The date Oct. 8, 2005, didn’t have the feeling that it would be an historic day for the Chicago Bears, but upon further reflection, it has turned into that.
That’s because on this date, the Bears signed kicker Robbie Gould, who at the time was working at a construction job in his home state of Pennsylvania following brief preseason stints with the New England Patriots and Baltimore Ravens. He hadn’t exactly lit the world on fire during his college days, only making 16 out of 29 field goal attempts during his junior and senior years at Penn State University, but even still, the Bears took a chance on him when Doug Brien went down with an injury in Week 3 of the 2005 season.
Gould ended up with a solid season for the Bears that year, making 21 out of 27 field goals and going 19-of-20 in extra points, but that was just the beginning. Since then, Gould has gone on to be one of the most accurate kickers in NFL history, making 216 of his 251 field goal attempts, good for an 86.1 percent success rate. That is the third highest in NFL history, behind only Mike Vanderjagt and Nate Kaeding.

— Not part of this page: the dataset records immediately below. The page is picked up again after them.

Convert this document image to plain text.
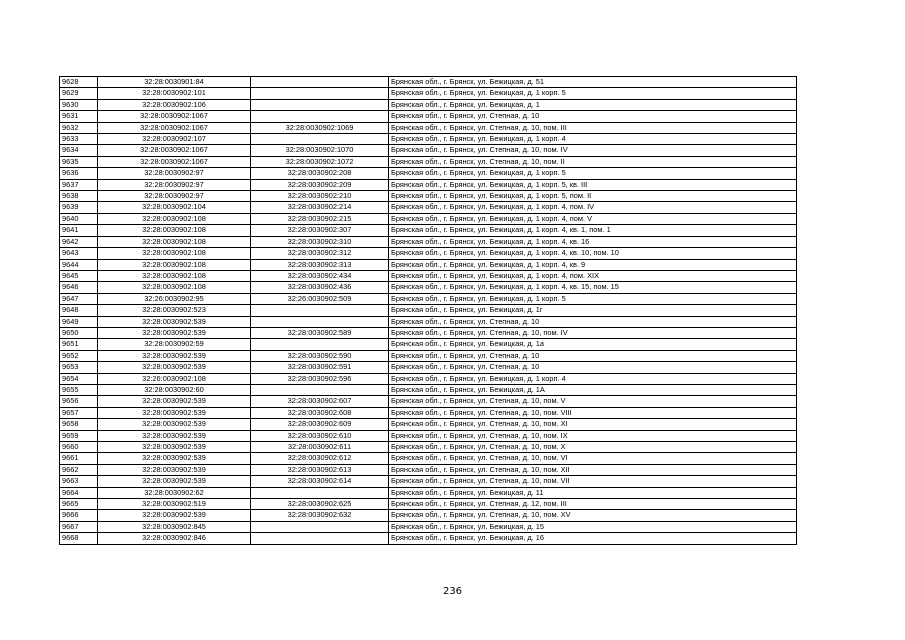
9628	32:28:0030901:84		Брянская обл., г. Брянск, ул. Бежицкая, д. 51
9629	32:28:0030902:101		Брянская обл., г. Брянск, ул. Бежицкая, д. 1 корп. 5
9630	32:28:0030902:106		Брянская обл., г. Брянск, ул. Бежицкая, д. 1
9631	32:28:0030902:1067		Брянская обл., г. Брянск, ул. Степная, д. 10
9632	32:28:0030902:1067	32:28:0030902:1069	Брянская обл., г. Брянск, ул. Степная, д. 10, пом. III
9633	32:28:0030902:107		Брянская обл., г. Брянск, ул. Бежицкая, д. 1 корп. 4
9634	32:28:0030902:1067	32:28:0030902:1070	Брянская обл., г. Брянск, ул. Степная, д. 10, пом. IV
9635	32:28:0030902:1067	32:28:0030902:1072	Брянская обл., г. Брянск, ул. Степная, д. 10, пом. II
9636	32:28:0030902:97	32:28:0030902:208	Брянская обл., г. Брянск, ул. Бежицкая, д. 1 корп. 5
9637	32:28:0030902:97	32:28:0030902:209	Брянская обл., г. Брянск, ул. Бежицкая, д. 1 корп. 5, кв. III
9638	32:28:0030902:97	32:28:0030902:210	Брянская обл., г. Брянск, ул. Бежицкая, д. 1 корп. 5, пом. II
9639	32:28:0030902:104	32:28:0030902:214	Брянская обл., г. Брянск, ул. Бежицкая, д. 1 корп. 4, пом. IV
9640	32:28:0030902:108	32:28:0030902:215	Брянская обл., г. Брянск, ул. Бежицкая, д. 1 корп. 4, пом. V
9641	32:28:0030902:108	32:28:0030902:307	Брянская обл., г. Брянск, ул. Бежицкая, д. 1 корп. 4, кв. 1, пом. 1
9642	32:28:0030902:108	32:28:0030902:310	Брянская обл., г. Брянск, ул. Бежицкая, д. 1 корп. 4, кв. 16
9643	32:28:0030902:108	32:28:0030902:312	Брянская обл., г. Брянск, ул. Бежицкая, д. 1 корп. 4, кв. 10, пом. 10
9644	32:28:0030902:108	32:28:0030902:313	Брянская обл., г. Брянск, ул. Бежицкая, д. 1 корп. 4, кв. 9
9645	32:28:0030902:108	32:28:0030902:434	Брянская обл., г. Брянск, ул. Бежицкая, д. 1 корп. 4, пом. XIX
9646	32:28:0030902:108	32:28:0030902:436	Брянская обл., г. Брянск, ул. Бежицкая, д. 1 корп. 4, кв. 15, пом. 15
9647	32:26:0030902:95	32:26:0030902:509	Брянская обл., г. Брянск, ул. Бежицкая, д. 1 корп. 5
9648	32:28:0030902:523		Брянская обл., г. Брянск, ул. Бежицкая, д. 1г
9649	32:28:0030902:539		Брянская обл., г. Брянск, ул. Степная, д. 10
9650	32:28:0030902:539	32:28:0030902:589	Брянская обл., г. Брянск, ул. Степная, д. 10, пом. IV
9651	32:28:0030902:59		Брянская обл., г. Брянск, ул. Бежицкая, д. 1а
9652	32:28:0030902:539	32:28:0030902:590	Брянская обл., г. Брянск, ул. Степная, д. 10
9653	32:28:0030902:539	32:28:0030902:591	Брянская обл., г. Брянск, ул. Степная, д. 10
9654	32:26:0030902:108	32:28:0030902:596	Брянская обл., г. Брянск, ул. Бежицкая, д. 1 корп. 4
9655	32:28:0030902:60		Брянская обл., г. Брянск, ул. Бежицкая, д. 1А
9656	32:28:0030902:539	32:28:0030902:607	Брянская обл., г. Брянск, ул. Степная, д. 10, пом. V
9657	32:28:0030902:539	32:28:0030902:608	Брянская обл., г. Брянск, ул. Степная, д. 10, пом. VIII
9658	32:28:0030902:539	32:28:0030902:609	Брянская обл., г. Брянск, ул. Степная, д. 10, пом. XI
9659	32:28:0030902:539	32:28:0030902:610	Брянская обл., г. Брянск, ул. Степная, д. 10, пом. IX
9660	32:28:0030902:539	32:28:0030902:611	Брянская обл., г. Брянск, ул. Степная, д. 10, пом. X
9661	32:28:0030902:539	32:28:0030902:612	Брянская обл., г. Брянск, ул. Степная, д. 10, пом. VI
9662	32:28:0030902:539	32:28:0030902:613	Брянская обл., г. Брянск, ул. Степная, д. 10, пом. XII
9663	32:28:0030902:539	32:28:0030902:614	Брянская обл., г. Брянск, ул. Степная, д. 10, пом. VII
9664	32:28:0030902:62		Брянская обл., г. Брянск, ул. Бежицкая, д. 11
9665	32:28:0030902:519	32:28:0030902:625	Брянская обл., г. Брянск, ул. Степная, д. 12, пом. III
9666	32:28:0030902:539	32:28:0030902:632	Брянская обл., г. Брянск, ул. Степная, д. 10, пом. XV
9667	32:28:0030902:845		Брянская обл., г. Брянск, ул. Бежицкая, д. 15
9668	32:28:0030902:846		Брянская обл., г. Брянск, ул. Бежицкая, д. 16
236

Gould also has gone from being a kicker who could only thrive on shorter kicks to a guy who can knock them through the uprights anywhere on the field. He didn’t make a single field goal of 50 yards or more until the 2009 season, when he set a new career high of 52 yards. Since then, his career high kick has gone up nearly every year, including this season when he booted a 58-yarder against the Cincinnati Bengals in Week 1, his eleventh straight 50-yard plus kick without a miss.
Obviously, Gould holds a special place in Bears lore with his seemingly out-of-nowhere story, but the end of the line could be nearing for the veteran kicker. His contract, which at the time made him the highest paid kicker in the league (he is now fourth), will expire at the end of the season, and with the salary cap pinch that the Bears will be experiencing at the conclusion of the campaign, it is a definite possibility that they could let Gould walk as a free agent.

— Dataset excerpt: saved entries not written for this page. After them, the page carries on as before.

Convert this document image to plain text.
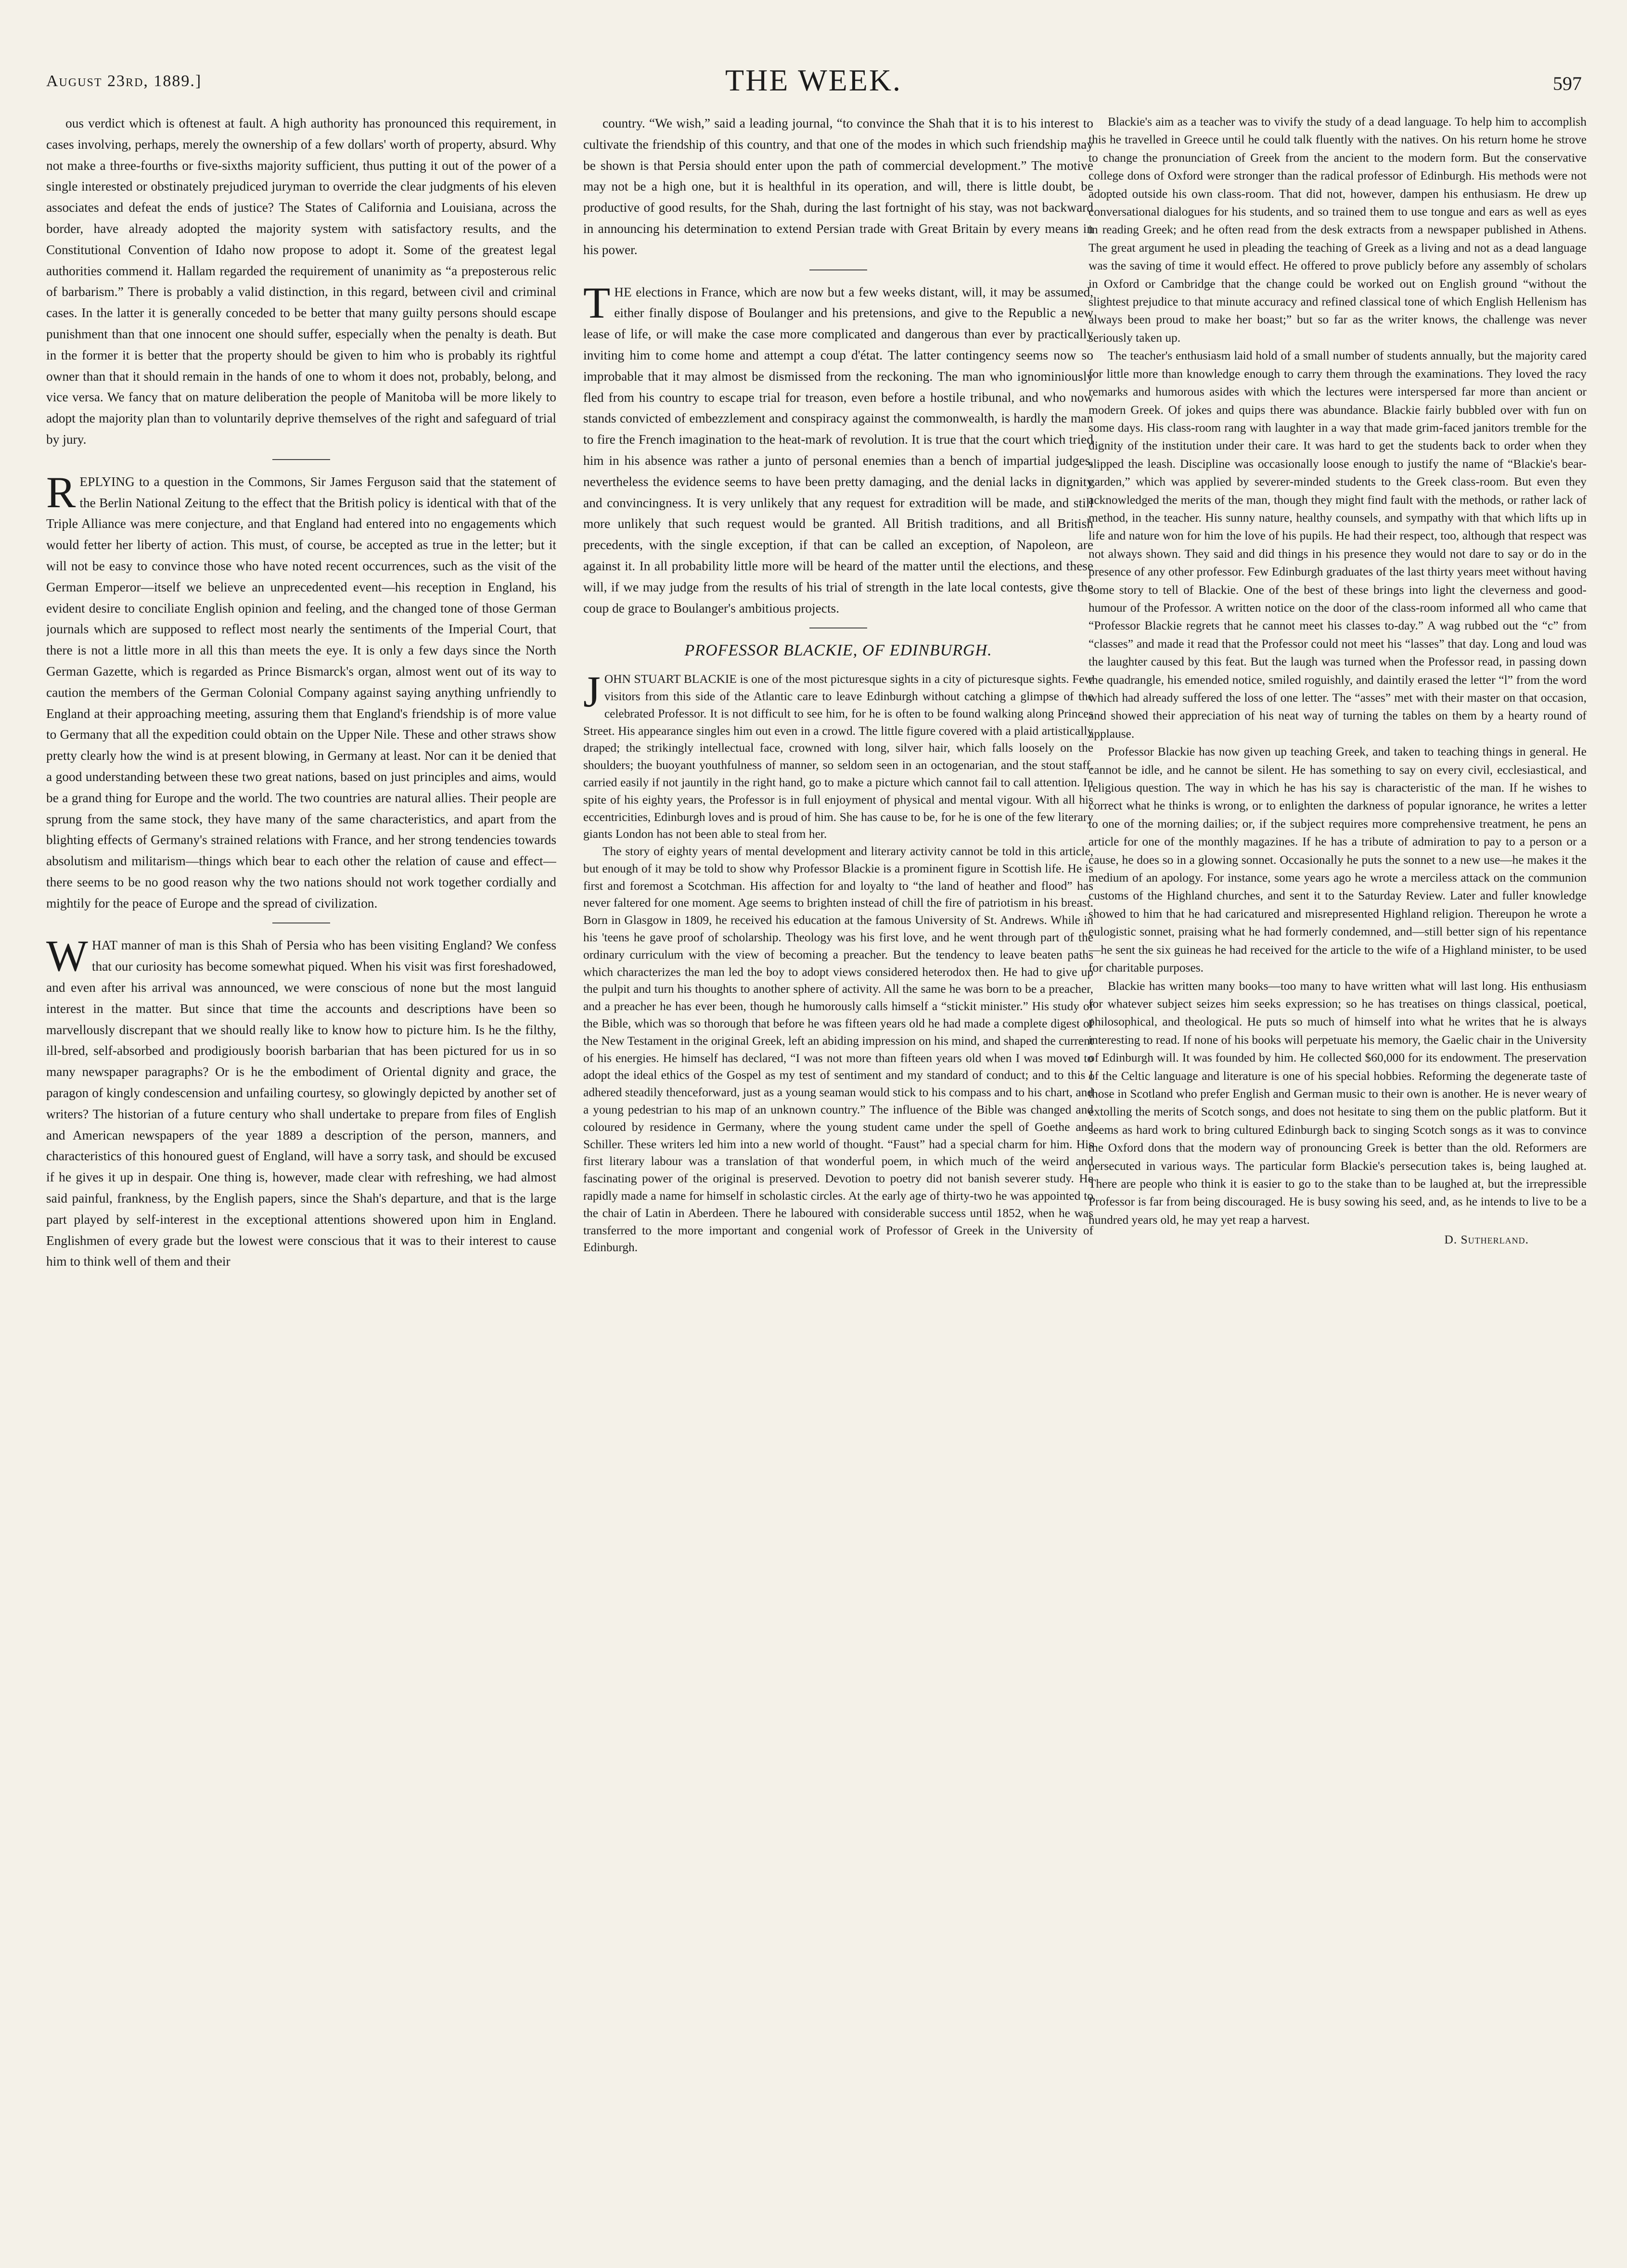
August 23rd, 1889.]	THE WEEK.	597

ous verdict which is oftenest at fault. A high authority has pronounced this requirement, in cases involving, perhaps, merely the ownership of a few dollars' worth of property, absurd. Why not make a three-fourths or five-sixths majority sufficient, thus putting it out of the power of a single interested or obstinately prejudiced juryman to override the clear judgments of his eleven associates and defeat the ends of justice? The States of California and Louisiana, across the border, have already adopted the majority system with satisfactory results, and the Constitutional Convention of Idaho now propose to adopt it. Some of the greatest legal authorities commend it. Hallam regarded the requirement of unanimity as “a preposterous relic of barbarism.” There is probably a valid distinction, in this regard, between civil and criminal cases. In the latter it is generally conceded to be better that many guilty persons should escape punishment than that one innocent one should suffer, especially when the penalty is death. But in the former it is better that the property should be given to him who is probably its rightful owner than that it should remain in the hands of one to whom it does not, probably, belong, and vice versa. We fancy that on mature deliberation the people of Manitoba will be more likely to adopt the majority plan than to voluntarily deprive themselves of the right and safeguard of trial by jury.

REPLYING to a question in the Commons, Sir James Ferguson said that the statement of the Berlin National Zeitung to the effect that the British policy is identical with that of the Triple Alliance was mere conjecture, and that England had entered into no engagements which would fetter her liberty of action. This must, of course, be accepted as true in the letter; but it will not be easy to convince those who have noted recent occurrences, such as the visit of the German Emperor—itself we believe an unprecedented event—his reception in England, his evident desire to conciliate English opinion and feeling, and the changed tone of those German journals which are supposed to reflect most nearly the sentiments of the Imperial Court, that there is not a little more in all this than meets the eye. It is only a few days since the North German Gazette, which is regarded as Prince Bismarck's organ, almost went out of its way to caution the members of the German Colonial Company against saying anything unfriendly to England at their approaching meeting, assuring them that England's friendship is of more value to Germany that all the expedition could obtain on the Upper Nile. These and other straws show pretty clearly how the wind is at present blowing, in Germany at least. Nor can it be denied that a good understanding between these two great nations, based on just principles and aims, would be a grand thing for Europe and the world. The two countries are natural allies. Their people are sprung from the same stock, they have many of the same characteristics, and apart from the blighting effects of Germany's strained relations with France, and her strong tendencies towards absolutism and militarism—things which bear to each other the relation of cause and effect—there seems to be no good reason why the two nations should not work together cordially and mightily for the peace of Europe and the spread of civilization.

WHAT manner of man is this Shah of Persia who has been visiting England? We confess that our curiosity has become somewhat piqued. When his visit was first foreshadowed, and even after his arrival was announced, we were conscious of none but the most languid interest in the matter. But since that time the accounts and descriptions have been so marvellously discrepant that we should really like to know how to picture him. Is he the filthy, ill-bred, self-absorbed and prodigiously boorish barbarian that has been pictured for us in so many newspaper paragraphs? Or is he the embodiment of Oriental dignity and grace, the paragon of kingly condescension and unfailing courtesy, so glowingly depicted by another set of writers? The historian of a future century who shall undertake to prepare from files of English and American newspapers of the year 1889 a description of the person, manners, and characteristics of this honoured guest of England, will have a sorry task, and should be excused if he gives it up in despair. One thing is, however, made clear with refreshing, we had almost said painful, frankness, by the English papers, since the Shah's departure, and that is the large part played by self-interest in the exceptional attentions showered upon him in England. Englishmen of every grade but the lowest were conscious that it was to their interest to cause him to think well of them and their

country. “We wish,” said a leading journal, “to convince the Shah that it is to his interest to cultivate the friendship of this country, and that one of the modes in which such friendship may be shown is that Persia should enter upon the path of commercial development.” The motive may not be a high one, but it is healthful in its operation, and will, there is little doubt, be productive of good results, for the Shah, during the last fortnight of his stay, was not backward in announcing his determination to extend Persian trade with Great Britain by every means in his power.

THE elections in France, which are now but a few weeks distant, will, it may be assumed, either finally dispose of Boulanger and his pretensions, and give to the Republic a new lease of life, or will make the case more complicated and dangerous than ever by practically inviting him to come home and attempt a coup d'état. The latter contingency seems now so improbable that it may almost be dismissed from the reckoning. The man who ignominiously fled from his country to escape trial for treason, even before a hostile tribunal, and who now stands convicted of embezzlement and conspiracy against the commonwealth, is hardly the man to fire the French imagination to the heat-mark of revolution. It is true that the court which tried him in his absence was rather a junto of personal enemies than a bench of impartial judges, nevertheless the evidence seems to have been pretty damaging, and the denial lacks in dignity and convincingness. It is very unlikely that any request for extradition will be made, and still more unlikely that such request would be granted. All British traditions, and all British precedents, with the single exception, if that can be called an exception, of Napoleon, are against it. In all probability little more will be heard of the matter until the elections, and these will, if we may judge from the results of his trial of strength in the late local contests, give the coup de grace to Boulanger's ambitious projects.

PROFESSOR BLACKIE, OF EDINBURGH.

JOHN STUART BLACKIE is one of the most picturesque sights in a city of picturesque sights. Few visitors from this side of the Atlantic care to leave Edinburgh without catching a glimpse of the celebrated Professor. It is not difficult to see him, for he is often to be found walking along Princes Street. His appearance singles him out even in a crowd. The little figure covered with a plaid artistically draped; the strikingly intellectual face, crowned with long, silver hair, which falls loosely on the shoulders; the buoyant youthfulness of manner, so seldom seen in an octogenarian, and the stout staff, carried easily if not jauntily in the right hand, go to make a picture which cannot fail to call attention. In spite of his eighty years, the Professor is in full enjoyment of physical and mental vigour. With all his eccentricities, Edinburgh loves and is proud of him. She has cause to be, for he is one of the few literary giants London has not been able to steal from her.

The story of eighty years of mental development and literary activity cannot be told in this article, but enough of it may be told to show why Professor Blackie is a prominent figure in Scottish life. He is first and foremost a Scotchman. His affection for and loyalty to “the land of heather and flood” has never faltered for one moment. Age seems to brighten instead of chill the fire of patriotism in his breast. Born in Glasgow in 1809, he received his education at the famous University of St. Andrews. While in his 'teens he gave proof of scholarship. Theology was his first love, and he went through part of the ordinary curriculum with the view of becoming a preacher. But the tendency to leave beaten paths which characterizes the man led the boy to adopt views considered heterodox then. He had to give up the pulpit and turn his thoughts to another sphere of activity. All the same he was born to be a preacher, and a preacher he has ever been, though he humorously calls himself a “stickit minister.” His study of the Bible, which was so thorough that before he was fifteen years old he had made a complete digest of the New Testament in the original Greek, left an abiding impression on his mind, and shaped the current of his energies. He himself has declared, “I was not more than fifteen years old when I was moved to adopt the ideal ethics of the Gospel as my test of sentiment and my standard of conduct; and to this I adhered steadily thenceforward, just as a young seaman would stick to his compass and to his chart, and a young pedestrian to his map of an unknown country.” The influence of the Bible was changed and coloured by residence in Germany, where the young student came under the spell of Goethe and Schiller. These writers led him into a new world of thought. “Faust” had a special charm for him. His first literary labour was a translation of that wonderful poem, in which much of the weird and fascinating power of the original is preserved. Devotion to poetry did not banish severer study. He rapidly made a name for himself in scholastic circles. At the early age of thirty-two he was appointed to the chair of Latin in Aberdeen. There he laboured with considerable success until 1852, when he was transferred to the more important and congenial work of Professor of Greek in the University of Edinburgh.

Blackie's aim as a teacher was to vivify the study of a dead language. To help him to accomplish this he travelled in Greece until he could talk fluently with the natives. On his return home he strove to change the pronunciation of Greek from the ancient to the modern form. But the conservative college dons of Oxford were stronger than the radical professor of Edinburgh. His methods were not adopted outside his own class-room. That did not, however, dampen his enthusiasm. He drew up conversational dialogues for his students, and so trained them to use tongue and ears as well as eyes in reading Greek; and he often read from the desk extracts from a newspaper published in Athens. The great argument he used in pleading the teaching of Greek as a living and not as a dead language was the saving of time it would effect. He offered to prove publicly before any assembly of scholars in Oxford or Cambridge that the change could be worked out on English ground “without the slightest prejudice to that minute accuracy and refined classical tone of which English Hellenism has always been proud to make her boast;” but so far as the writer knows, the challenge was never seriously taken up.

The teacher's enthusiasm laid hold of a small number of students annually, but the majority cared for little more than knowledge enough to carry them through the examinations. They loved the racy remarks and humorous asides with which the lectures were interspersed far more than ancient or modern Greek. Of jokes and quips there was abundance. Blackie fairly bubbled over with fun on some days. His class-room rang with laughter in a way that made grim-faced janitors tremble for the dignity of the institution under their care. It was hard to get the students back to order when they slipped the leash. Discipline was occasionally loose enough to justify the name of “Blackie's bear-garden,” which was applied by severer-minded students to the Greek class-room. But even they acknowledged the merits of the man, though they might find fault with the methods, or rather lack of method, in the teacher. His sunny nature, healthy counsels, and sympathy with that which lifts up in life and nature won for him the love of his pupils. He had their respect, too, although that respect was not always shown. They said and did things in his presence they would not dare to say or do in the presence of any other professor. Few Edinburgh graduates of the last thirty years meet without having some story to tell of Blackie. One of the best of these brings into light the cleverness and good-humour of the Professor. A written notice on the door of the class-room informed all who came that “Professor Blackie regrets that he cannot meet his classes to-day.” A wag rubbed out the “c” from “classes” and made it read that the Professor could not meet his “lasses” that day. Long and loud was the laughter caused by this feat. But the laugh was turned when the Professor read, in passing down the quadrangle, his emended notice, smiled roguishly, and daintily erased the letter “l” from the word which had already suffered the loss of one letter. The “asses” met with their master on that occasion, and showed their appreciation of his neat way of turning the tables on them by a hearty round of applause.

Professor Blackie has now given up teaching Greek, and taken to teaching things in general. He cannot be idle, and he cannot be silent. He has something to say on every civil, ecclesiastical, and religious question. The way in which he has his say is characteristic of the man. If he wishes to correct what he thinks is wrong, or to enlighten the darkness of popular ignorance, he writes a letter to one of the morning dailies; or, if the subject requires more comprehensive treatment, he pens an article for one of the monthly magazines. If he has a tribute of admiration to pay to a person or a cause, he does so in a glowing sonnet. Occasionally he puts the sonnet to a new use—he makes it the medium of an apology. For instance, some years ago he wrote a merciless attack on the communion customs of the Highland churches, and sent it to the Saturday Review. Later and fuller knowledge showed to him that he had caricatured and misrepresented Highland religion. Thereupon he wrote a eulogistic sonnet, praising what he had formerly condemned, and—still better sign of his repentance—he sent the six guineas he had received for the article to the wife of a Highland minister, to be used for charitable purposes.

Blackie has written many books—too many to have written what will last long. His enthusiasm for whatever subject seizes him seeks expression; so he has treatises on things classical, poetical, philosophical, and theological. He puts so much of himself into what he writes that he is always interesting to read. If none of his books will perpetuate his memory, the Gaelic chair in the University of Edinburgh will. It was founded by him. He collected $60,000 for its endowment. The preservation of the Celtic language and literature is one of his special hobbies. Reforming the degenerate taste of those in Scotland who prefer English and German music to their own is another. He is never weary of extolling the merits of Scotch songs, and does not hesitate to sing them on the public platform. But it seems as hard work to bring cultured Edinburgh back to singing Scotch songs as it was to convince the Oxford dons that the modern way of pronouncing Greek is better than the old. Reformers are persecuted in various ways. The particular form Blackie's persecution takes is, being laughed at. There are people who think it is easier to go to the stake than to be laughed at, but the irrepressible Professor is far from being discouraged. He is busy sowing his seed, and, as he intends to live to be a hundred years old, he may yet reap a harvest.

D. Sutherland.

In fact, Gould even said before the season started that he felt that he had all the power in the upcoming contract negotiations with the team. “I’m not too worried about it if they will re-sign me or not because I have all the leverage,” he said. “If they don’t want to re-sign me now it’s going to cost them double at the end of the year.”
Gould did end up backtracking from that statement, made on the first day of training camp in Bourbonnais, saying that he “wanted to be a Bear for life” and that he was only explaining the thought process players go through during contract negotiations.
Even still, his comments do remind fans that the Bears have a ton of free agents, like Jay Cutler, Devin Hester, Charles Tillman, Major Wright, and Corey Wootton, and that there will have to be some tough decisions made, and Gould’s eighth anniversary with the Bears could be his last.